By using google-dataset annotation, you can define the metadata that will be converted to valid and well-formed JSON-LD referencing a table. In terms of SEO, JSON-LD is implemented leveraging the Schema.org vocabulary, which is a unified structured data vocabulary for the web. Google Dataset Search discovers datasets when a valid JSON-LD of type Dataset is added to the HTML page.

The is how this annotation looks like:

{
"detailed": {
"dataset": {
// the JSON-LD defnition goes here
},
"template_engine": "handlebars"
}
}
}

Expected Fields¶

Given that we expect a valid JSON-LD of Dataset, the following properties must be defined on top level:

• @context: It is a schema for your data, not only defining the property datatypes but also the classes of json resources. Default applied if none exists is http://schema.org.
• @type: Used to set the data type of a node or typed value. At the top level, only a value of Dataset is supported. Default applied if none exists is Dataset.

To make sure the given JSON-LD is valid and honors the Schema.org specifications, ERMrestJS uses this file which is a subset of Schema.org vocabulary. Based on this file name and description are the other top-level required properties. Therefore the following is the bare minimum acceptable JSON-LD defnition:

{
"@type": "Dataset",
"context": "https://schema.org",
"name": "some name",
"description": "Some description that must be at least 50 characters."
}

Guidelines¶

In this section, we will summarize some of the best practices or common ways of writing this annotation.
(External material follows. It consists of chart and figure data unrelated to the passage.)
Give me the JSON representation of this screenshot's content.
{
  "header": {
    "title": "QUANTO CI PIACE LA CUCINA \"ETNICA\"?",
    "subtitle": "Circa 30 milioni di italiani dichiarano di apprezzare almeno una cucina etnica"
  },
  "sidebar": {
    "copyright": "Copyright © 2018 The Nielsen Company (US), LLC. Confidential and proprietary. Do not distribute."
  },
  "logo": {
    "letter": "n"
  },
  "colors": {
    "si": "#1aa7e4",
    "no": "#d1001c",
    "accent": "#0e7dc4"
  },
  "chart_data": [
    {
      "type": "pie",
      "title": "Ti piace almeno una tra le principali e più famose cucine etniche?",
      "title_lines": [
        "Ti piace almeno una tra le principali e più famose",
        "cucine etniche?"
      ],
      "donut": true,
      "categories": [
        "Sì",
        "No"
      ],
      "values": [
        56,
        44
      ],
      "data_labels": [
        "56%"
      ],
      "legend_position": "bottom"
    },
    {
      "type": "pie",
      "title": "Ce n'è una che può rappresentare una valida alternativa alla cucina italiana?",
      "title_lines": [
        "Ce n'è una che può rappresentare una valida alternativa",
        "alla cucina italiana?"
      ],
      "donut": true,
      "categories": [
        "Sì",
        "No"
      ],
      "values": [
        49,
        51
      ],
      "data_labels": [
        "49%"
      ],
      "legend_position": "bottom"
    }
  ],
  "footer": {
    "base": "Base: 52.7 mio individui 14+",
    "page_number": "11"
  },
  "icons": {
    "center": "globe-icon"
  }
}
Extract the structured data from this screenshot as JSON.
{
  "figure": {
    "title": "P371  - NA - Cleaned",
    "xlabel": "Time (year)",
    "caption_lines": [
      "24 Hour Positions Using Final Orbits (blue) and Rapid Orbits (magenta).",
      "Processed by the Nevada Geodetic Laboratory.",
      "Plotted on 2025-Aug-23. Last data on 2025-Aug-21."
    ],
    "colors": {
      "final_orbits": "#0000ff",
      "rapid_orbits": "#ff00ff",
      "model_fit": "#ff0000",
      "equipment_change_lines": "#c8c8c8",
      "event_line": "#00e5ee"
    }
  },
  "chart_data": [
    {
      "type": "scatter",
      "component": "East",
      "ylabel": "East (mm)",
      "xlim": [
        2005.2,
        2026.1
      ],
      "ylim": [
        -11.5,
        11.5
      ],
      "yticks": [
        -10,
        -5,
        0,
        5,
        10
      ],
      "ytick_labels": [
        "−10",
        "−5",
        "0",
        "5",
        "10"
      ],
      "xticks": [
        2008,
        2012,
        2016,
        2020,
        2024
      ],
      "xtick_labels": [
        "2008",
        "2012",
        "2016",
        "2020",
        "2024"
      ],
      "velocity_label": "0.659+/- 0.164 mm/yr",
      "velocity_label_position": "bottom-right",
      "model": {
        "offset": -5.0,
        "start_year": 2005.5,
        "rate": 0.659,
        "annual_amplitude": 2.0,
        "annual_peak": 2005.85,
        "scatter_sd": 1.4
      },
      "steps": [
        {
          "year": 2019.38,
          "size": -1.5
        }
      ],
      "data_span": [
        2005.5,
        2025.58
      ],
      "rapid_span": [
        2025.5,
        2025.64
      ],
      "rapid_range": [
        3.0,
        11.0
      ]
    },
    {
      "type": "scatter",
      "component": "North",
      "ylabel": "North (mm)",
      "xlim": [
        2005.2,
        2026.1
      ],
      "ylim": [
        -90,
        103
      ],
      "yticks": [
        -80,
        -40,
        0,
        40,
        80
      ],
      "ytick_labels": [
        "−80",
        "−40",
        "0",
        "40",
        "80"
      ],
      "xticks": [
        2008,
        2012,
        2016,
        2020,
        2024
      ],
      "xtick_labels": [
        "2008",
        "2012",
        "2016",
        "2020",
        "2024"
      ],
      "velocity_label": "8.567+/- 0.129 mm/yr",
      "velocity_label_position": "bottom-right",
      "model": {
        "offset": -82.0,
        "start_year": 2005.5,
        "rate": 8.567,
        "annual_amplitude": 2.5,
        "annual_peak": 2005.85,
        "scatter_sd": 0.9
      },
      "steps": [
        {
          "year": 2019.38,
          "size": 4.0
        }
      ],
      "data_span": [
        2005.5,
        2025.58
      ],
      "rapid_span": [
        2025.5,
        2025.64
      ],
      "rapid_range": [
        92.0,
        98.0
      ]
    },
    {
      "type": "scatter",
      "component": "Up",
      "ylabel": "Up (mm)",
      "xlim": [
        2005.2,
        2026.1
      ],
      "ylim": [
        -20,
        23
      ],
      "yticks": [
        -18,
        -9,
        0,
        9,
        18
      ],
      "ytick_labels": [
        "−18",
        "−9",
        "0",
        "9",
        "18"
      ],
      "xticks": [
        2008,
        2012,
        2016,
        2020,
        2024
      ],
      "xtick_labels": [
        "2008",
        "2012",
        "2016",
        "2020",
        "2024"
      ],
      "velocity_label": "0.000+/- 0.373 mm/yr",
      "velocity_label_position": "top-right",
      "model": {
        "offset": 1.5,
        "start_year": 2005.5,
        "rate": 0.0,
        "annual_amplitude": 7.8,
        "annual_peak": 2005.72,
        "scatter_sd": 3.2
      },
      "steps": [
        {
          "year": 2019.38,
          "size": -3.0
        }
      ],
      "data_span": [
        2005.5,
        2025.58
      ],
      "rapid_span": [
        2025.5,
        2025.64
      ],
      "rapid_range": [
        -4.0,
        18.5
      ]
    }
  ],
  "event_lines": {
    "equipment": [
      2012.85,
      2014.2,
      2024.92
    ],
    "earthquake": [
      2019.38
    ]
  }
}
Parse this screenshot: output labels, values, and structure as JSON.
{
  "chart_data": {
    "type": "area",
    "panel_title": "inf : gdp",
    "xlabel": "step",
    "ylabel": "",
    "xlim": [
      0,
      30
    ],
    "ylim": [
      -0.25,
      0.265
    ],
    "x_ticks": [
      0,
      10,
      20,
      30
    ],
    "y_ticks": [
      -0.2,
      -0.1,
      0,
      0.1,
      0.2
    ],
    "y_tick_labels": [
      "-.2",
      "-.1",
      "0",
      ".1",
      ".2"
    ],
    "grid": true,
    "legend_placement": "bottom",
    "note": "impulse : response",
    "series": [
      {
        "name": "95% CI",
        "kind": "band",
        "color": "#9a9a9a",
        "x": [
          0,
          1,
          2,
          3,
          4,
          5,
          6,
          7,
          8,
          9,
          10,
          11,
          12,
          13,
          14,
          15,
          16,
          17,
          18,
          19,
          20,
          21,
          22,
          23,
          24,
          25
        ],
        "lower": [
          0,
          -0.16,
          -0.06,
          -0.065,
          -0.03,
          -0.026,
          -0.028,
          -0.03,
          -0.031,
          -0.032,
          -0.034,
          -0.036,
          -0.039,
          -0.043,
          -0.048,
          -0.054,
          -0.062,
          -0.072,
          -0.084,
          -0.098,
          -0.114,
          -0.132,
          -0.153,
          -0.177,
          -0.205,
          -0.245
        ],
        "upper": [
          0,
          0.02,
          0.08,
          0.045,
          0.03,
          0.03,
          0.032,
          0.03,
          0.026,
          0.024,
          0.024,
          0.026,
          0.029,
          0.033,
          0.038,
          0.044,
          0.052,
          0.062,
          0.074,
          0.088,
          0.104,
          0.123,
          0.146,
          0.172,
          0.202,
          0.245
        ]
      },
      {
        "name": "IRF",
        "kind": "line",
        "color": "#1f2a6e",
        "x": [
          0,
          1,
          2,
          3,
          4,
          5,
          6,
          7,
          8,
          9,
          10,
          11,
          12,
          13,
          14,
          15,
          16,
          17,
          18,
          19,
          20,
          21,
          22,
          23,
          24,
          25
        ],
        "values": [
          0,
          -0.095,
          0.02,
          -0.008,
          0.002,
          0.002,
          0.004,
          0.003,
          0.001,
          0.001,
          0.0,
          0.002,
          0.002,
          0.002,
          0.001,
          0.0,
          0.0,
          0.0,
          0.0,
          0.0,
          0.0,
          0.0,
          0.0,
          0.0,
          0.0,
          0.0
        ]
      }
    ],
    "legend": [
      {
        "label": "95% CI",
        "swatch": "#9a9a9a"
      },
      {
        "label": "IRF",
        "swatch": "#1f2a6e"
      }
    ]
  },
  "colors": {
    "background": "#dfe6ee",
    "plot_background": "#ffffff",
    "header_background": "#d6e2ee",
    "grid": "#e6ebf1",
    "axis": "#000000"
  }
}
to make this document shorter and easier to read, we will only write the JSON-LD without the annotation tag and other properties. Also, all the templates are written based on handlebars template engine.
1. All the properties support pattern expansion. Apart from the main table data and all-outbound foreign keys, the pattern has access to a $self object that has the following properties: • rowName: Row-name of the represented row. • uri.detailed: a uri to the row in detailed context. { "@type": "Dataset", "context": "https://schema.org", "name": "Table: {{{$self.rowName}}}",
"description": "{{{Description}}}",
"url": "{{{\$self.uri.detailed}}}"
}

2. If you want to make sure this annotation is only added for certain rows, you can write conditional logic for the name or description properties (given that these two are required). In the following example, we are making sure that the JSON-LD is only added for rows with Consortium=cons1:

{
"name": "{{#if (eq _Consortium \"cons1\" )}}{{{Title}}}{{/if}}",
...
}

3. You can use Google’s documentation to find the recommended list of properties. In the following we summarized some of the key information in this document:

• description must be between 50 and 5000 characters and may also include Markdown syntax.
• Embedded images in description need to use absolute path URLs (instead of relative paths).
• identifier can be used to denote a DOI or a Compact Identifier. If the dataset has more than one identifier, given that we’re using JSON (and it must be JSON parsable), you can define an array of identifiers.
4. Any non-required JSON-LD properties can be an array. For instance, if you want to encode multiple funder you can do the following:

{
"funder": [
{
"@type": "Organization",
"name": "funder1"
},
{
"@type": "Organization",
"name": "funder2"
}
],
...
}

5. If the value of a property is the string representation of a JSON object, ERMrestJS will turn it into an object. This would allow us to write patterns that produce an object.

5.1. For example assume that we have an array column called “authors” which has a value of ["John", "Jessica"], then we could do

{
"creator": "{{#if authors}} [ {{#each _authors}} { \"@type\":\"Person\", \"name\":{{{this}}} } {{#unless @last}}, {{/unless}}{{/each}} ] {{/if}}",
...
}

which would return

{
"creator": [
{
"@type": "Person",
"name": "John"
},
{
"@type": "Person",
"name": "Jessica"
}
]
}

5.2. Or let’s say we want to store the value of a property in a jsonb column called funder_jsonb_col, then we could simply use the formatted value of that column:

{
"funder": "{{{funder_jsonb_col}}}",
...
}

This only works because ERMrestJS returns the string representation of the raw value when you do {{{funder_jsonb_col}}}.

5.3. But in a case where this value is stored in a field of a jsonb column, you cannot just directly pass the value and you have to turn it into a string first. For this case assume that we have a DataCatalog jsonb column where it has funder and creator fields. The following is how you can use this column:

{
"funder": "{{#jsonStringify}}{{{_DataCatalog.funder}}}{{/jsonStringify}}",
"creator": "{{#jsonStringify}}{{{_DataCatalog.funder}}}{{/jsonStringify}}",
...
}

Notice that we had to use _DataCatalog to access the raw value, and also call jsonStringify to turn the funder raw object into a string.